The Etched Mirror Salons of Laperouse Restaurant
Where the high court feasted, frolicked, and high courtesans put their royal lovers' diamonds to the test.
Opened in 1766 in an elegant mansion with a view of l’Ile de la Cite, Laperouse restaurant is probably one of the most prestigious restaurant reservations in Paris, and a triumph in terms of French cuisine.
Opened by King Louis XV’s personal lemonade manufacturer M. Lefevre in the 19th century, the restaurant was an active crossroads of merchants, senators and towering figures of literature, as well as other wealthy gentlemen. These pillars of the community gathered not only for gastronomic bliss and unlimited champagne supplies, but for the architectural quirk that the Maison Laperouse offered, making it infamous for decades.
The story goes that “limonadier” Lefevre, concerned for the customers’ lack of safety on the street, transformed the first-floor maids’ rooms into private salons so that customers could – at a time where all monetary exchange was in cash – count out their golden coins without being seen.

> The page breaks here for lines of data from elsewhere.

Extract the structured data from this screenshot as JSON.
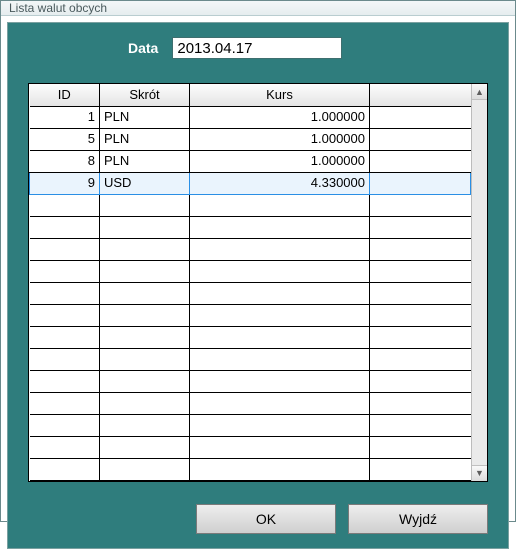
{
  "window": {
    "title": "Lista walut obcych"
  },
  "form": {
    "date_label": "Data",
    "date_value": "2013.04.17"
  },
  "grid": {
    "headers": {
      "id": "ID",
      "code": "Skrót",
      "rate": "Kurs"
    },
    "rows": [
      {
        "id": "1",
        "code": "PLN",
        "rate": "1.000000",
        "selected": false
      },
      {
        "id": "5",
        "code": "PLN",
        "rate": "1.000000",
        "selected": false
      },
      {
        "id": "8",
        "code": "PLN",
        "rate": "1.000000",
        "selected": false
      },
      {
        "id": "9",
        "code": "USD",
        "rate": "4.330000",
        "selected": true
      }
    ],
    "empty_rows": 13
  },
  "buttons": {
    "ok": "OK",
    "exit": "Wyjdź"
  }
}
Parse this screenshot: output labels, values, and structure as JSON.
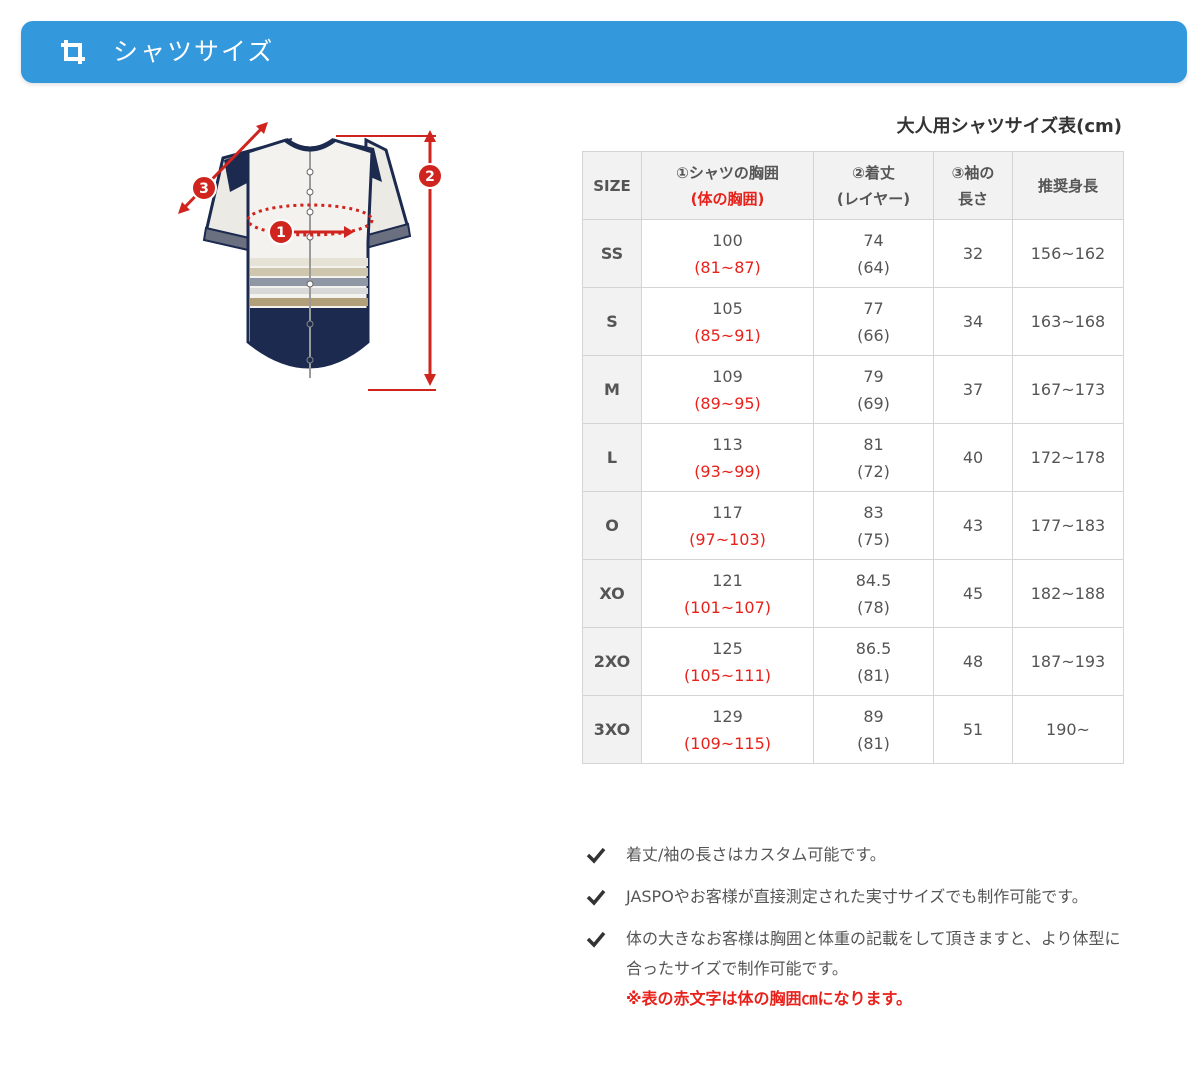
{
  "header": {
    "title": "シャツサイズ",
    "icon": "crop-icon",
    "color": "#3398dc"
  },
  "diagram": {
    "marker_1": "1",
    "marker_2": "2",
    "marker_3": "3"
  },
  "table": {
    "caption": "大人用シャツサイズ表(cm)",
    "headers": {
      "size": "SIZE",
      "chest": "①シャツの胸囲",
      "chest_sub": "(体の胸囲)",
      "length": "②着丈",
      "length_sub": "(レイヤー)",
      "sleeve": "③袖の",
      "sleeve_sub": "長さ",
      "height": "推奨身長"
    },
    "rows": [
      {
        "size": "SS",
        "chest": "100",
        "body_chest": "(81~87)",
        "length": "74",
        "layer": "(64)",
        "sleeve": "32",
        "height": "156~162"
      },
      {
        "size": "S",
        "chest": "105",
        "body_chest": "(85~91)",
        "length": "77",
        "layer": "(66)",
        "sleeve": "34",
        "height": "163~168"
      },
      {
        "size": "M",
        "chest": "109",
        "body_chest": "(89~95)",
        "length": "79",
        "layer": "(69)",
        "sleeve": "37",
        "height": "167~173"
      },
      {
        "size": "L",
        "chest": "113",
        "body_chest": "(93~99)",
        "length": "81",
        "layer": "(72)",
        "sleeve": "40",
        "height": "172~178"
      },
      {
        "size": "O",
        "chest": "117",
        "body_chest": "(97~103)",
        "length": "83",
        "layer": "(75)",
        "sleeve": "43",
        "height": "177~183"
      },
      {
        "size": "XO",
        "chest": "121",
        "body_chest": "(101~107)",
        "length": "84.5",
        "layer": "(78)",
        "sleeve": "45",
        "height": "182~188"
      },
      {
        "size": "2XO",
        "chest": "125",
        "body_chest": "(105~111)",
        "length": "86.5",
        "layer": "(81)",
        "sleeve": "48",
        "height": "187~193"
      },
      {
        "size": "3XO",
        "chest": "129",
        "body_chest": "(109~115)",
        "length": "89",
        "layer": "(81)",
        "sleeve": "51",
        "height": "190~"
      }
    ]
  },
  "notes": {
    "items": [
      {
        "icon": "check-icon",
        "text": "着丈/袖の長さはカスタム可能です。"
      },
      {
        "icon": "check-icon",
        "text": "JASPOやお客様が直接測定された実寸サイズでも制作可能です。"
      },
      {
        "icon": "check-icon",
        "text": "体の大きなお客様は胸囲と体重の記載をして頂きますと、より体型に合ったサイズで制作可能です。"
      }
    ],
    "warning": "※表の赤文字は体の胸囲㎝になります。"
  },
  "colors": {
    "accent": "#3398dc",
    "red": "#e8211b",
    "navy": "#1c2a4f",
    "tan": "#b09f78"
  }
}
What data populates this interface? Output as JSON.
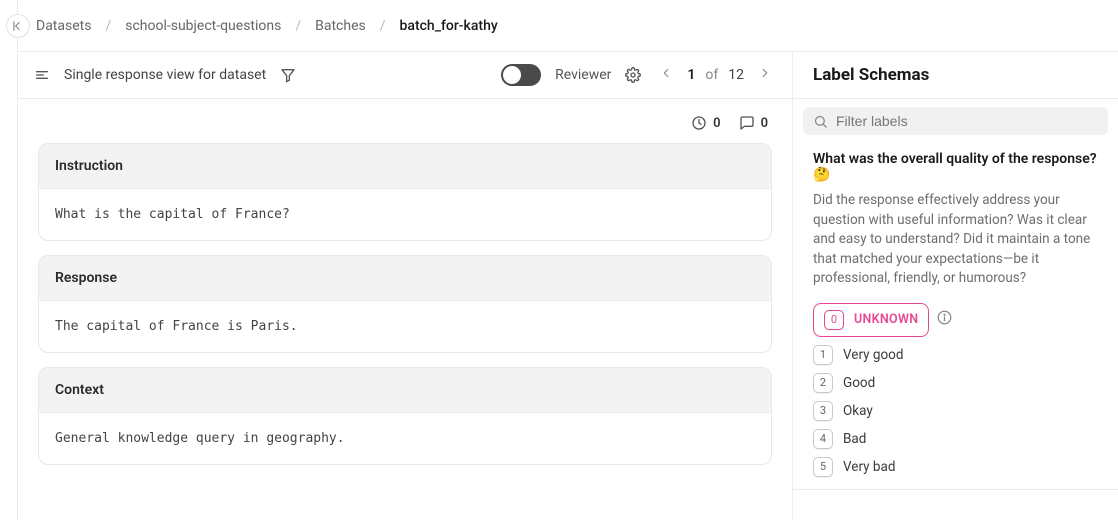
{
  "breadcrumb": {
    "items": [
      {
        "label": "Datasets"
      },
      {
        "label": "school-subject-questions"
      },
      {
        "label": "Batches"
      }
    ],
    "current": "batch_for-kathy"
  },
  "breadcrumb_labels": {
    "datasets": "Datasets",
    "dataset_name": "school-subject-questions",
    "batches": "Batches",
    "current": "batch_for-kathy"
  },
  "toolbar": {
    "view_label": "Single response view for dataset",
    "reviewer_label": "Reviewer",
    "page_current": "1",
    "page_of": "of",
    "page_total": "12"
  },
  "meta": {
    "time_count": "0",
    "comment_count": "0"
  },
  "cards": {
    "instruction": {
      "title": "Instruction",
      "body": "What is the capital of France?"
    },
    "response": {
      "title": "Response",
      "body": "The capital of France is Paris."
    },
    "context": {
      "title": "Context",
      "body": "General knowledge query in geography."
    }
  },
  "side": {
    "title": "Label Schemas",
    "filter_placeholder": "Filter labels",
    "question_title": "What was the overall quality of the response? 🤔",
    "question_desc": "Did the response effectively address your question with useful information? Was it clear and easy to understand? Did it maintain a tone that matched your expectations—be it professional, friendly, or humorous?",
    "options": [
      {
        "key": "0",
        "label": "UNKNOWN",
        "selected": true
      },
      {
        "key": "1",
        "label": "Very good"
      },
      {
        "key": "2",
        "label": "Good"
      },
      {
        "key": "3",
        "label": "Okay"
      },
      {
        "key": "4",
        "label": "Bad"
      },
      {
        "key": "5",
        "label": "Very bad"
      }
    ]
  }
}
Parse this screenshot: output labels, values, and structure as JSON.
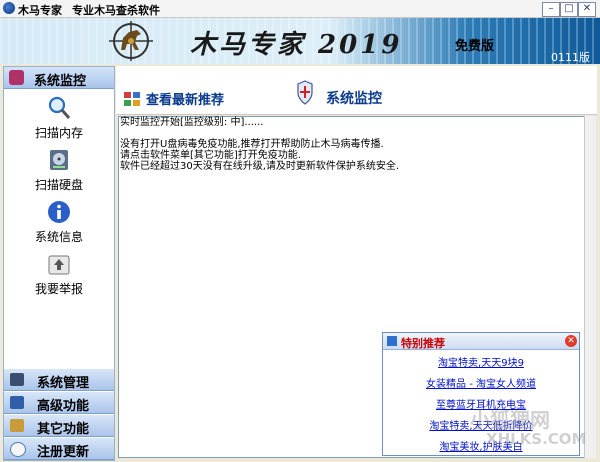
{
  "titlebar": {
    "app_name": "木马专家",
    "subtitle": "专业木马查杀软件",
    "btn_minimize": "–",
    "btn_maximize": "□",
    "btn_close": "✕"
  },
  "banner": {
    "title": "木马专家 2019",
    "edition": "免费版",
    "version": "0111版"
  },
  "sidebar": {
    "header": "系统监控",
    "items": [
      {
        "label": "扫描内存",
        "icon": "magnifier-icon"
      },
      {
        "label": "扫描硬盘",
        "icon": "harddisk-icon"
      },
      {
        "label": "系统信息",
        "icon": "info-icon"
      },
      {
        "label": "我要举报",
        "icon": "report-icon"
      }
    ],
    "nav": [
      {
        "label": "系统管理",
        "icon": "system-manage-icon"
      },
      {
        "label": "高级功能",
        "icon": "advanced-icon"
      },
      {
        "label": "其它功能",
        "icon": "tools-icon"
      },
      {
        "label": "注册更新",
        "icon": "register-icon"
      }
    ]
  },
  "content": {
    "latest_link": "查看最新推荐",
    "section_title": "系统监控",
    "log": [
      "实时监控开始[监控级别: 中]......",
      "",
      "没有打开U盘病毒免疫功能,推荐打开帮助防止木马病毒传播.",
      "请点击软件菜单[其它功能]打开免疫功能.",
      "软件已经超过30天没有在线升级,请及时更新软件保护系统安全."
    ]
  },
  "popup": {
    "title": "特别推荐",
    "close": "✕",
    "links": [
      "淘宝特卖,天天9块9",
      "女装精品 - 淘宝女人频道",
      "至尊蓝牙耳机充电宝",
      "淘宝特卖,天天低折降价",
      "淘宝美妆,护肤美白"
    ]
  },
  "watermark": {
    "text": "小狐狸网",
    "url": "XHLKS.COM"
  },
  "colors": {
    "link": "#0b3b8c",
    "popup_title": "#cc0000",
    "popup_link": "#0010c8"
  }
}
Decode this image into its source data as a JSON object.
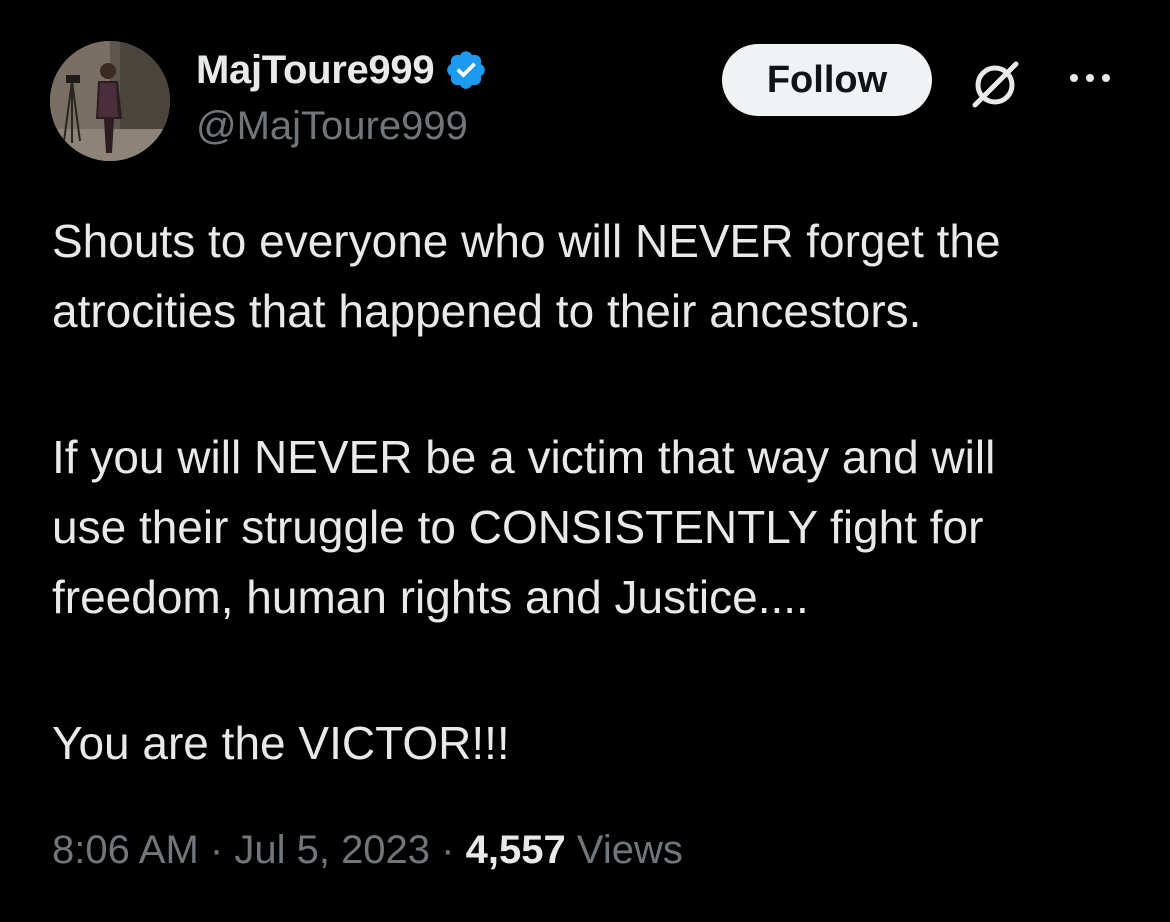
{
  "author": {
    "display_name": "MajToure999",
    "handle": "@MajToure999",
    "verified": true,
    "verified_color": "#1d9bf0"
  },
  "actions": {
    "follow_label": "Follow",
    "grok_icon": "grok-icon",
    "more_icon": "more-icon"
  },
  "tweet": {
    "line1": "Shouts to everyone who will NEVER forget the",
    "line2": "atrocities that happened to their ancestors.",
    "line3": "If you will NEVER be a victim that way and will",
    "line4": "use their struggle to CONSISTENTLY fight for",
    "line5": "freedom, human rights and Justice....",
    "line6": "You are the VICTOR!!!"
  },
  "meta": {
    "time": "8:06 AM",
    "separator": "·",
    "date": "Jul 5, 2023",
    "views_count": "4,557",
    "views_label": "Views"
  },
  "colors": {
    "background": "#000000",
    "text_primary": "#e7e9ea",
    "text_secondary": "#71767b",
    "button_bg": "#eff3f4"
  }
}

Soon, however, the six sumptuous parlors were hijacked from their original functions when, seeking a different type of privacy, the high society locked itself in with courtesans, cocottes and other filles de joie. Evolving into a sort of boudoir where fantasies of all persuasions where taking place, Laperouse became a gourmet cathedral were flesh was both eaten and caressed, kissed and cooked.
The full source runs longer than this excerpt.